= William Pym =

British military surgeon (1772–1861)

Sir William Pym, KCH (1772 – 18 March 1861) was a pioneering British military surgeon whose work in epidemic control and battlefield medicine transformed military healthcare. Born in Edinburgh, he trained at the University of Edinburgh and served in key postings in the West Indies and Mediterranean, where his efforts in managing outbreaks such as yellow fever set new standards for military and public health practices.

==Biography==
The son of Joseph Pym of Pinley, near Henley-in-Arden, Warwickshire, and elder brother of Sir Samuel Pym, Pym was born in Edinburgh in 1772, and was educated at the University of Edinburgh. He entered the medical department of the army after a brief period of service in the Royal Navy, and was shortly afterwards ordered to the West Indies.

In 1794 he was appointed to a flank battalion commanded by Sir Eyre Coote, in the expedition under Sir Charles (later Earl) Grey which landed at Martinique in the early part of that year. He was present at the reduction of Martinique, Saint Lucia, and Guadeloupe. The force to which he was attached suffered great hardships, but remained healthy until the fall of Fort Matilda completed the surrender of Guadeloupe, when yellow fever broke out in the 35th and 70th regiments, then stationed at Saint-Pierre, Martinique. Pym was ordered to take medical charge through the outbreak, which lasted from 1794 to 1796, when it is estimated that nearly sixteen thousand troops died. Pym thus obtained an unparalleled knowledge of yellow fever.

Pym served in Sicily on his return from the West Indies, and in 1806 he was shipwrecked in the Athénienne between Sicily and Africa. In this wreck 349 persons perished out of a crew of 476, and the few survivors owed their safety in great measure to the activity and resources of Pym. He was transferred from Sicily to Malta, and afterwards to Gibraltar, where he acted as confidential medical adviser to the governor, the Duke of Kent. He was also appointed superintendent of quarantine. He became deputy inspector-general of army hospitals on 20 December 1810, and in the following year the Earl of Liverpool (the Prime Minister) sent him back to Malta as President of the Board of Health, a position he filled with conspicuous success. He returned to England in 1812 and lived in London, but in 1813 he volunteered to return to Malta once again, where the plague was raging. He was appointed Inspector-General of Army Hospitals on 25 September 1816.

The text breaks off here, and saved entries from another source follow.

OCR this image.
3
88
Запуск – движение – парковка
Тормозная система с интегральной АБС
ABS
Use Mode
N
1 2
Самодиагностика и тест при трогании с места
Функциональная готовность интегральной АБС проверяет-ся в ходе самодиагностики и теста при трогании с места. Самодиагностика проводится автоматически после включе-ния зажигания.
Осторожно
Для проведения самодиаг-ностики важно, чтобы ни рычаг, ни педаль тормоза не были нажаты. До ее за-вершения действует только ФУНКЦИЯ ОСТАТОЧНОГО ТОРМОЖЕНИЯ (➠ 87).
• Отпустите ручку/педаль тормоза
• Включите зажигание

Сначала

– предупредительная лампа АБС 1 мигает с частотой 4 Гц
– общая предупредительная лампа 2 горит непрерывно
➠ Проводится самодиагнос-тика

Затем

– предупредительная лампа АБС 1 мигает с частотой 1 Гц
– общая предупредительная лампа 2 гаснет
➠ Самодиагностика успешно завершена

In 1815 Pym published an account of yellow fever under the title of Observations upon Bulam Fever, proving it to be a highly contagious disease. This is the first clear account of the disease now known as yellow fever. In this work Pym maintains:
1. that it is a disease sui generis known by the name of African, yellow, or bulam fever, and is the 'vómito prieto' of the Spaniards, being attended with that peculiar and fatal symptom the 'black vomit';
2. that it is highly infectious;
3. that its infectious powers are increased by heat and destroyed by cold;
4. that it attacks natives of warm climates in a comparatively mild form;
5. that it has also a singular and peculiar character, attacking, as in a case of smallpox, the human frame only once.

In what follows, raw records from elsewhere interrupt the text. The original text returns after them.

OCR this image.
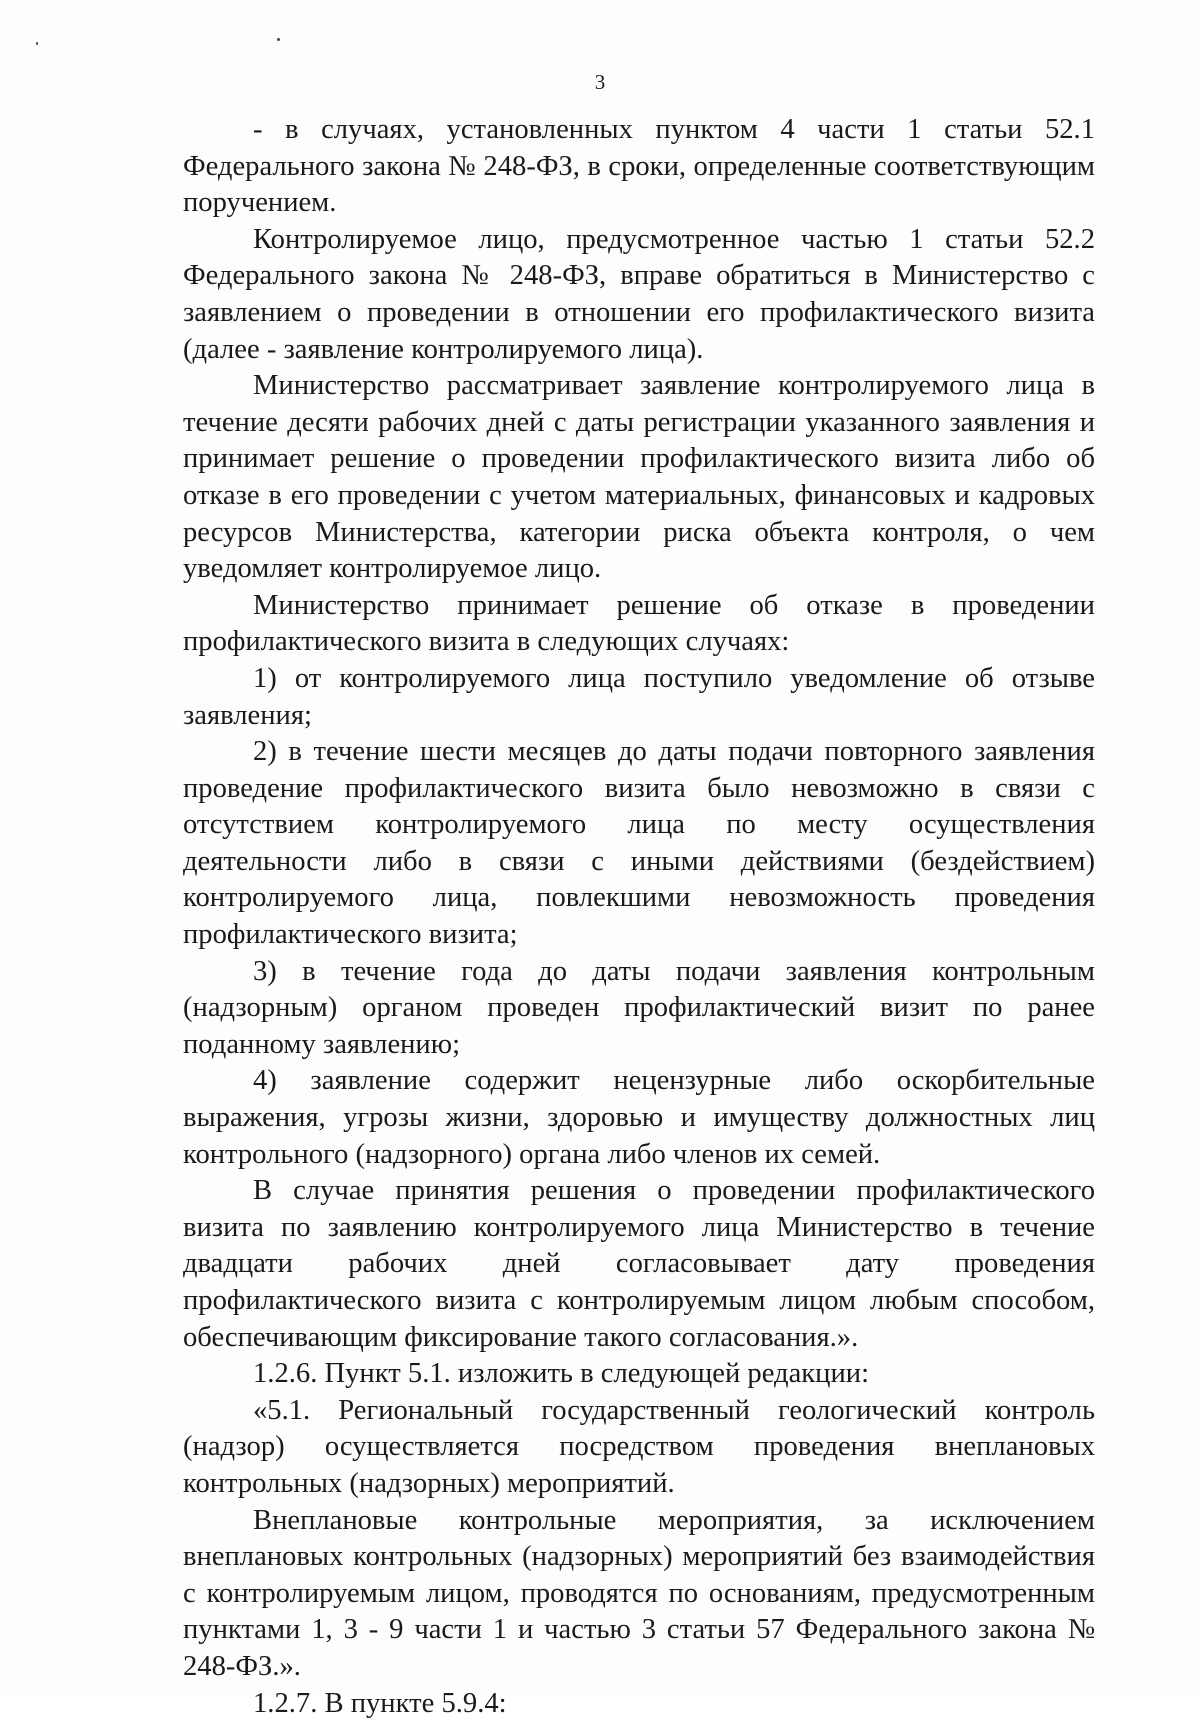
3

- в случаях, установленных пунктом 4 части 1 статьи 52.1 Федерального закона № 248-ФЗ, в сроки, определенные соответствующим поручением.

Контролируемое лицо, предусмотренное частью 1 статьи 52.2 Федерального закона № 248-ФЗ, вправе обратиться в Министерство с заявлением о проведении в отношении его профилактического визита (далее - заявление контролируемого лица).

Министерство рассматривает заявление контролируемого лица в течение десяти рабочих дней с даты регистрации указанного заявления и принимает решение о проведении профилактического визита либо об отказе в его проведении с учетом материальных, финансовых и кадровых ресурсов Министерства, категории риска объекта контроля, о чем уведомляет контролируемое лицо.

Министерство принимает решение об отказе в проведении профилактического визита в следующих случаях:

1) от контролируемого лица поступило уведомление об отзыве заявления;

2) в течение шести месяцев до даты подачи повторного заявления проведение профилактического визита было невозможно в связи с отсутствием контролируемого лица по месту осуществления деятельности либо в связи с иными действиями (бездействием) контролируемого лица, повлекшими невозможность проведения профилактического визита;

3) в течение года до даты подачи заявления контрольным (надзорным) органом проведен профилактический визит по ранее поданному заявлению;

4) заявление содержит нецензурные либо оскорбительные выражения, угрозы жизни, здоровью и имуществу должностных лиц контрольного (надзорного) органа либо членов их семей.

В случае принятия решения о проведении профилактического визита по заявлению контролируемого лица Министерство в течение двадцати рабочих дней согласовывает дату проведения профилактического визита с контролируемым лицом любым способом, обеспечивающим фиксирование такого согласования.».

1.2.6. Пункт 5.1. изложить в следующей редакции:

«5.1. Региональный государственный геологический контроль (надзор) осуществляется посредством проведения внеплановых контрольных (надзорных) мероприятий.

Внеплановые контрольные мероприятия, за исключением внеплановых контрольных (надзорных) мероприятий без взаимодействия с контролируемым лицом, проводятся по основаниям, предусмотренным пунктами 1, 3 - 9 части 1 и частью 3 статьи 57 Федерального закона № 248-ФЗ.».

1.2.7. В пункте 5.9.4:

The work excited violent opposition at the time, but it is now generally conceded that Pym's views are substantially correct. In Observations upon Bulam, Vómito-negro, or Yellow Fever (1848), which is practically a second edition of the previous work, Pym contends that the question is no longer one of contagion or non-contagion, as it was in 1815, but whether there are two different and distinct diseases – viz. the remittent and non-contagious, which prevails at all times on the coast of Africa; and the other, the bulam or vómito-negro fever, which only occasionally makes its appearance, and is highly contagious.

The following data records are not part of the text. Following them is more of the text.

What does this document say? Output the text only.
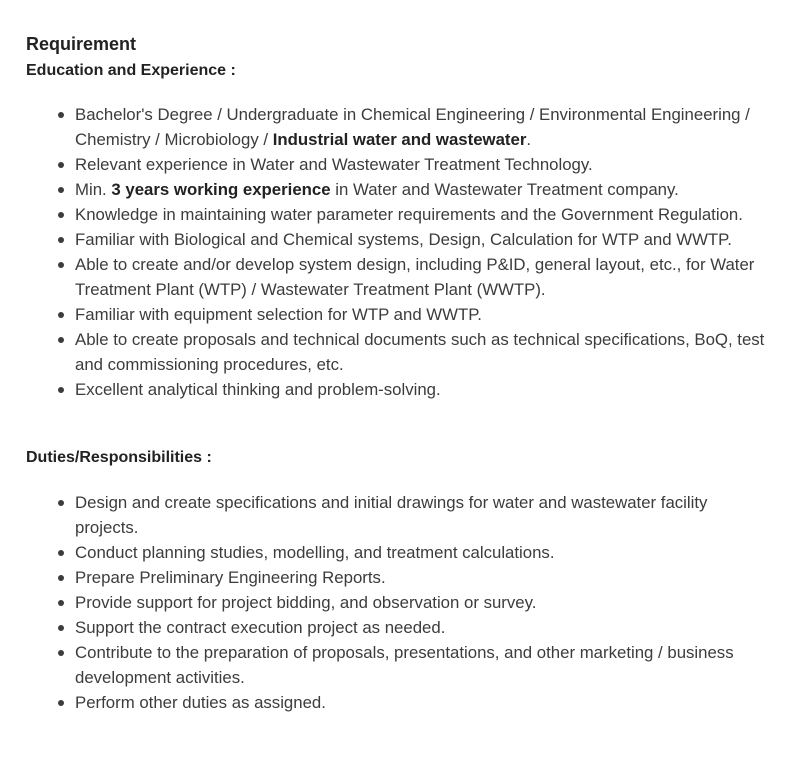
Requirement
Education and Experience :
Bachelor's Degree / Undergraduate in Chemical Engineering / Environmental Engineering / Chemistry / Microbiology / Industrial water and wastewater.
Relevant experience in Water and Wastewater Treatment Technology.
Min. 3 years working experience in Water and Wastewater Treatment company.
Knowledge in maintaining water parameter requirements and the Government Regulation.
Familiar with Biological and Chemical systems, Design, Calculation for WTP and WWTP.
Able to create and/or develop system design, including P&ID, general layout, etc., for Water Treatment Plant (WTP) / Wastewater Treatment Plant (WWTP).
Familiar with equipment selection for WTP and WWTP.
Able to create proposals and technical documents such as technical specifications, BoQ, test and commissioning procedures, etc.
Excellent analytical thinking and problem-solving.
Duties/Responsibilities :
Design and create specifications and initial drawings for water and wastewater facility projects.
Conduct planning studies, modelling, and treatment calculations.
Prepare Preliminary Engineering Reports.
Provide support for project bidding, and observation or survey.
Support the contract execution project as needed.
Contribute to the preparation of proposals, presentations, and other marketing / business development activities.
Perform other duties as assigned.
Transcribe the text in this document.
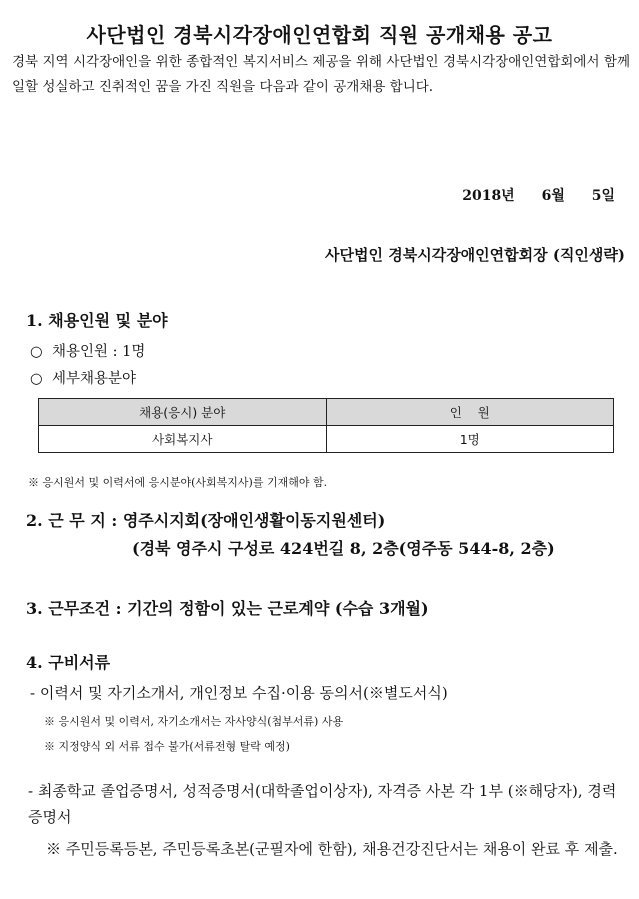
사단법인 경북시각장애인연합회 직원 공개채용 공고

경북 지역 시각장애인을 위한 종합적인 복지서비스 제공을 위해 사단법인 경북시각장애인연합회에서 함께 일할 성실하고 진취적인 꿈을 가진 직원을 다음과 같이 공개채용 합니다.

2018년 6월 5일
사단법인 경북시각장애인연합회장 (직인생략)
1. 채용인원 및 분야
○ 채용인원 : 1명
○ 세부채용분야
채용(응시) 분야	인    원
사회복지사	1명
※ 응시원서 및 이력서에 응시분야(사회복지사)를 기재해야 함.
2. 근 무 지 : 영주시지회(장애인생활이동지원센터)
(경북 영주시 구성로 424번길 8, 2층(영주동 544-8, 2층)
3. 근무조건 : 기간의 정함이 있는 근로계약 (수습 3개월)
4. 구비서류
- 이력서 및 자기소개서, 개인정보 수집·이용 동의서(※별도서식)
※ 응시원서 및 이력서, 자기소개서는 자사양식(첨부서류) 사용
※ 지정양식 외 서류 접수 불가(서류전형 탈락 예정)
- 최종학교 졸업증명서, 성적증명서(대학졸업이상자), 자격증 사본 각 1부 (※해당자), 경력증명서
※ 주민등록등본, 주민등록초본(군필자에 한함), 채용건강진단서는 채용이 완료 후 제출.
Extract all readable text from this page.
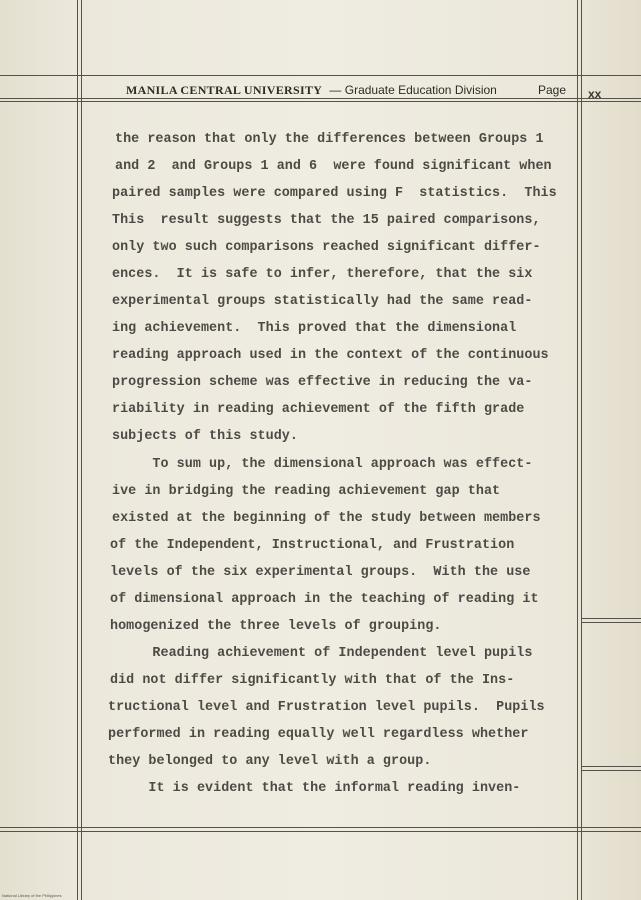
MANILA CENTRAL UNIVERSITY — Graduate Education Division	Page xx
the reason that only the differences between Groups 1
and 2  and Groups 1 and 6  were found significant when
paired samples were compared using F  statistics.  This
This  result suggests that the 15 paired comparisons,
only two such comparisons reached significant differ-
ences.  It is safe to infer, therefore, that the six
experimental groups statistically had the same read-
ing achievement.  This proved that the dimensional
reading approach used in the context of the continuous
progression scheme was effective in reducing the va-
riability in reading achievement of the fifth grade
subjects of this study.
To sum up, the dimensional approach was effect-
ive in bridging the reading achievement gap that
existed at the beginning of the study between members
of the Independent, Instructional, and Frustration
levels of the six experimental groups.  With the use
of dimensional approach in the teaching of reading it
homogenized the three levels of grouping.
Reading achievement of Independent level pupils
did not differ significantly with that of the Ins-
tructional level and Frustration level pupils.  Pupils
performed in reading equally well regardless whether
they belonged to any level with a group.
It is evident that the informal reading inven-
National Library of the Philippines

In 1826 Pym was made Superintendent-General of Quarantine, and, in that capacity, took every opportunity of relieving the existing stringency of the laws of quarantine. His services were recognised in a treasury minute dated December 1855. He proceeded to Gibraltar in 1828 to control and superintend the quarantine arrangements during an outbreak of yellow fever.

Upon his return to England Pym was invested by William IV a Knight Bachelor in 1830 and a Knight Commander of the Royal Guelphic Order in 1831. Pym was a chairman of the Central Board of Health during the cholera epidemic which attacked the United Kingdom in 1832, and for his services received a letter of thanks from the lords of the council. He died in his ninetieth year on 18 March 1861 at his house in Upper Harley Street, London.